Lesson 1: Alcohol and Your Brain

This lesson can be used individually or in sequence with Lessons 2 and 3.

 

OBJECTIVE
Students will learn about the functions of different parts of the brain and how alcohol affects those functions.

MATERIALS

Worksheet 1 printable (PDF)
Worksheet Answer Key (PDF)

Time Required: 20 minutes, with additional time for classroom discussion
 

SET UP AND PREPARE
Skills Covered: Reading Comprehension/Critical Thinking/Diagram-Reading

Key Concepts: Each part of the brain is responsible for different functions, including coordination of movement, decision-making, and the five senses. Alcohol has both stimulant and depressant effects on the brain. It may initially make a person feel happy. Then the depressant effects take over, slowing brain processes. Alcohol abuse can damage critical areas of the brain, and these effects may be long-lasting. In extreme cases, drinking can shut down parts of the brain—leading to a coma. Research shows that a teen’s brain may be particularly susceptible to damage from alcohol because it is still developing. Recent research by the National Institutes of Health and the National Institute on Alcohol Abuse and Alcoholism shows that the brain keeps developing well into a person’s twenties.¹

DIRECTIONS

Discussion: What are some processes in the body that are controlled by the brain? What might happen if signals in a person’s brain get slowed down or mixed up? Have you ever heard about changes to a person’s behavior or movements that are the result of drinking alcohol? (slurred speech; difficulty walking straight; erratic behavior) What do you think might cause those changes? Have students complete the Student Worksheet individually or in small groups.
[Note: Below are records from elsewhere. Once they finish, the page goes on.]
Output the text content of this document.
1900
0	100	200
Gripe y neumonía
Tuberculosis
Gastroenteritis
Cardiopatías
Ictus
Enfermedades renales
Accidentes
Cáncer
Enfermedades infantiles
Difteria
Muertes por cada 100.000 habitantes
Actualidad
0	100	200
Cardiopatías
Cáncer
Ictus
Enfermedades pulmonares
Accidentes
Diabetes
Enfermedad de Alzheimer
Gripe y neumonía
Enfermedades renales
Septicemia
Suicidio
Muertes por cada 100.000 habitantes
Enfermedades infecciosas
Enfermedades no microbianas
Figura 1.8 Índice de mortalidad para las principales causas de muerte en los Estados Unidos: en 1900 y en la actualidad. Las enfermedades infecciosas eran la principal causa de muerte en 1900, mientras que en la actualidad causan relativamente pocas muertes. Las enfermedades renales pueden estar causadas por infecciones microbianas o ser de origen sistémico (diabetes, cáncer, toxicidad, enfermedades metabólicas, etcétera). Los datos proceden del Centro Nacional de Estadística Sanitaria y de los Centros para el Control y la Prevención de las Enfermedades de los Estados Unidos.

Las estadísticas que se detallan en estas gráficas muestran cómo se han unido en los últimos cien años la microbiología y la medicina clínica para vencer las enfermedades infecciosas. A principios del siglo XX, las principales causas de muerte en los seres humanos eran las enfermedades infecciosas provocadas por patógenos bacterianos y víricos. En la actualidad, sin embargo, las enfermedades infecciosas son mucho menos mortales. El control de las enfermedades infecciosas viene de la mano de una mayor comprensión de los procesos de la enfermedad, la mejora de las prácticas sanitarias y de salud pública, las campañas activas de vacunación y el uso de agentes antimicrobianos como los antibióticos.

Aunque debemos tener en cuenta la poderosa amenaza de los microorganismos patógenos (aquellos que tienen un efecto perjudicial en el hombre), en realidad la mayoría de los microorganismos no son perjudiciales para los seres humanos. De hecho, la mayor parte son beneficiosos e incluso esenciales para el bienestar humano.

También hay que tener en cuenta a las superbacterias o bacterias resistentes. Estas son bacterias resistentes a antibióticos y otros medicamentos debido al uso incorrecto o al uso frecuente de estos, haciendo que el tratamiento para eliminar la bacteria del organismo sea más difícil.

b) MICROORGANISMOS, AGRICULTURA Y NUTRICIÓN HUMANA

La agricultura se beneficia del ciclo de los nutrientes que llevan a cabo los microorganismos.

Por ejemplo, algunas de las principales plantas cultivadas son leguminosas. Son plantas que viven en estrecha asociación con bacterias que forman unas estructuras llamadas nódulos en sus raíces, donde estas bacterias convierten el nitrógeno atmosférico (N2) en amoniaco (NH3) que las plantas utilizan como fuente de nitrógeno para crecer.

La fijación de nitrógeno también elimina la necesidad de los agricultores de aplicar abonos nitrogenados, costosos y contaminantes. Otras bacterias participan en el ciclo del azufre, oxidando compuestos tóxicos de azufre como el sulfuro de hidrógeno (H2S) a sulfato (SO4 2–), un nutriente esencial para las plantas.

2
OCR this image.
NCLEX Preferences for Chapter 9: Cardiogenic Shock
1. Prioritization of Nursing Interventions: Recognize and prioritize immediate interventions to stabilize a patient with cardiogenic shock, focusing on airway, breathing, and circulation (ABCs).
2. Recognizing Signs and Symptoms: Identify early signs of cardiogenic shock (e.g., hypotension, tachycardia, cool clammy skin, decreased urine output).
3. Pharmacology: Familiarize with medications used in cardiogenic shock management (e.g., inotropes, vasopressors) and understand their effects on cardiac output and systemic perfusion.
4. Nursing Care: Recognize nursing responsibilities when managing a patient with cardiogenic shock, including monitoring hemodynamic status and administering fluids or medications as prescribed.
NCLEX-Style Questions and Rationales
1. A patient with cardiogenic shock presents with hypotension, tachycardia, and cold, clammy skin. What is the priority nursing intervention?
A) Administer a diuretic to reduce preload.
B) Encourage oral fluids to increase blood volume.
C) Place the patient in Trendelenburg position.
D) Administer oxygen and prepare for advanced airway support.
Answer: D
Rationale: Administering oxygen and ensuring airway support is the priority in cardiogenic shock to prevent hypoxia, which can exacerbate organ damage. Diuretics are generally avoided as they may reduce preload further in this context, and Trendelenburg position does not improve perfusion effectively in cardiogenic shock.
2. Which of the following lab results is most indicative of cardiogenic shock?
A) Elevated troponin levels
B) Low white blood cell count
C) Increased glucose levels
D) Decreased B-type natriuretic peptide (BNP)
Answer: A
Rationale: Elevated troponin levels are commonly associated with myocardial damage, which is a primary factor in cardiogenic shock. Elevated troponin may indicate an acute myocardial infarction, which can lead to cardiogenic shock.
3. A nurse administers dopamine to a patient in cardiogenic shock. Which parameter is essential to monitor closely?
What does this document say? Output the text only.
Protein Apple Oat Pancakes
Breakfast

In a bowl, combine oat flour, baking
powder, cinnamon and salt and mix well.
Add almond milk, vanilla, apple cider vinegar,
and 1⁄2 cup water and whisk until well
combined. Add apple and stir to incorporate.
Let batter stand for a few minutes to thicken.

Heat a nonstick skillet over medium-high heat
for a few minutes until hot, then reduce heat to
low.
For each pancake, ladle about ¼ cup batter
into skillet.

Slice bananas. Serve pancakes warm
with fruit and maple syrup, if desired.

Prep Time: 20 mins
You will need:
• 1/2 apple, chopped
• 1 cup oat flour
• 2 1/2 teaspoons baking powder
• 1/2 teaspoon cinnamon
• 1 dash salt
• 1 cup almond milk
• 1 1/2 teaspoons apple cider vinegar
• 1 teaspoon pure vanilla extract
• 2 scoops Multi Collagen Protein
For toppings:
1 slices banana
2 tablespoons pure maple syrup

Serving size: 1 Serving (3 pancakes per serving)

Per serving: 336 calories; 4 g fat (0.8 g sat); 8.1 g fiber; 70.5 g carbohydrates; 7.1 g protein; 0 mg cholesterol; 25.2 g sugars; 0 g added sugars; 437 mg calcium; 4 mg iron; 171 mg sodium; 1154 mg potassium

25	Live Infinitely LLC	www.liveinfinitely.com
Critical Thinking: How does alcohol affect the signals in your brain? How does alcohol affect your ability to make decisions? Could drinking alcohol affect your relationships with your friends and family? How? Why might drinking alcohol make it difficult to do other activities, such as drive a car or ride a bike? Could drinking alcohol as a teenager affect your adult life? Why or why not?